Mirta Galesic

Professor




Human ability to adaptively organize in collectives with common interests is one of the key elements of our species’ success. We shape and reshape our friendships, teams, and societies on time scales from days to years and generations to cope with various problems we encounter. We adjust our beliefs about what problems are more important, change the way we use information from others, and adapt the pattern of our social connections to the problem at hand.

For example, as scientists we often work on several research projects at once, each requiring a different set of expertise and skills. Depending on the problems we are facing, we build and join teams, changing the frequency of communicating and the way we integrate different perspectives. Similarly, as citizens, we connect with others to cope with a variety of ever-changing societal problems. Depending on whether we think the most important problems are economic growth, curbing climate change, or averting outgroup threats, we join different communities and make decisions in different ways.

We are so good at moving between these different socio-cognitive constellations of networks and cognitions depending on the problems at hand, that we are not even aware of this constant collective adaptation – until it goes wrong. Sometimes our collectives seem stuck and unable to adapt to the problems they face, even though the solutions might seem obvious to outside observers. For example, scientific and other teams can become less productive after initial successes, and communities can seem unable to resolve urgent important problems even when the solution seems obvious.

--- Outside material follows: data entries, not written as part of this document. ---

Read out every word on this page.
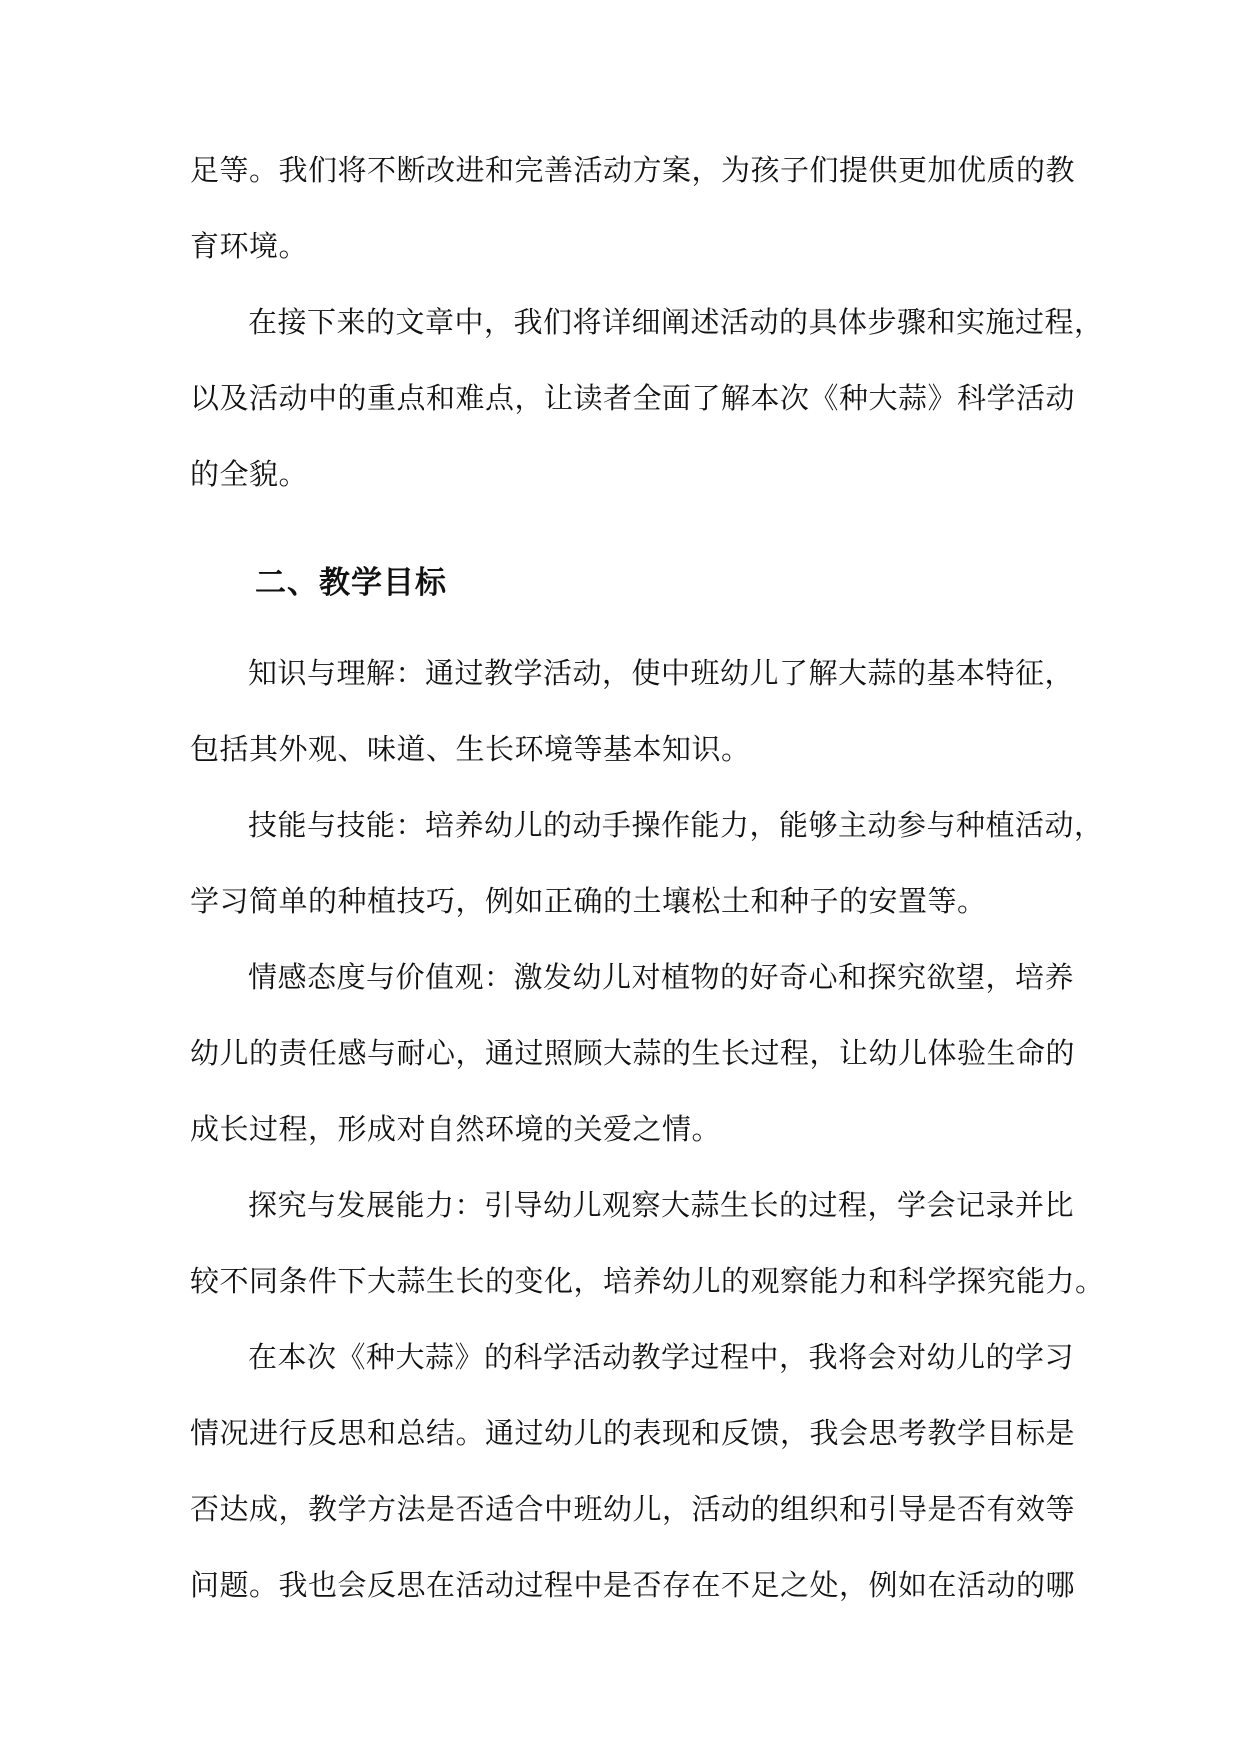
足等。我们将不断改进和完善活动方案，为孩子们提供更加优质的教
育环境。
在接下来的文章中，我们将详细阐述活动的具体步骤和实施过程，
以及活动中的重点和难点，让读者全面了解本次《种大蒜》科学活动
的全貌。
二、教学目标
知识与理解：通过教学活动，使中班幼儿了解大蒜的基本特征，
包括其外观、味道、生长环境等基本知识。
技能与技能：培养幼儿的动手操作能力，能够主动参与种植活动，
学习简单的种植技巧，例如正确的土壤松土和种子的安置等。
情感态度与价值观：激发幼儿对植物的好奇心和探究欲望，培养
幼儿的责任感与耐心，通过照顾大蒜的生长过程，让幼儿体验生命的
成长过程，形成对自然环境的关爱之情。
探究与发展能力：引导幼儿观察大蒜生长的过程，学会记录并比
较不同条件下大蒜生长的变化，培养幼儿的观察能力和科学探究能力。
在本次《种大蒜》的科学活动教学过程中，我将会对幼儿的学习
情况进行反思和总结。通过幼儿的表现和反馈，我会思考教学目标是
否达成，教学方法是否适合中班幼儿，活动的组织和引导是否有效等
问题。我也会反思在活动过程中是否存在不足之处，例如在活动的哪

In her work at the Santa Fe Institute and with her ERC-funded research group at the Complexity Science Hub Vienna, Mirta and her collaborators build theoretical frameworks needed to understand collective adaptation. By integrating domain knowledge from cognitive and social sciences with computational models adapted from statistical physics and applied mathematics, and by collecting data from group experiments, surveys, and large textual corpora, they aim to understand questions such as: How do collectives adapt their social learning strategies and their network structures in response to multiple problems that change over time? How do people form their beliefs about what the important problems are in the first place, and why are some of these beliefs more difficult to change? How do individual differences in beliefs about important problems affect collective adaptation?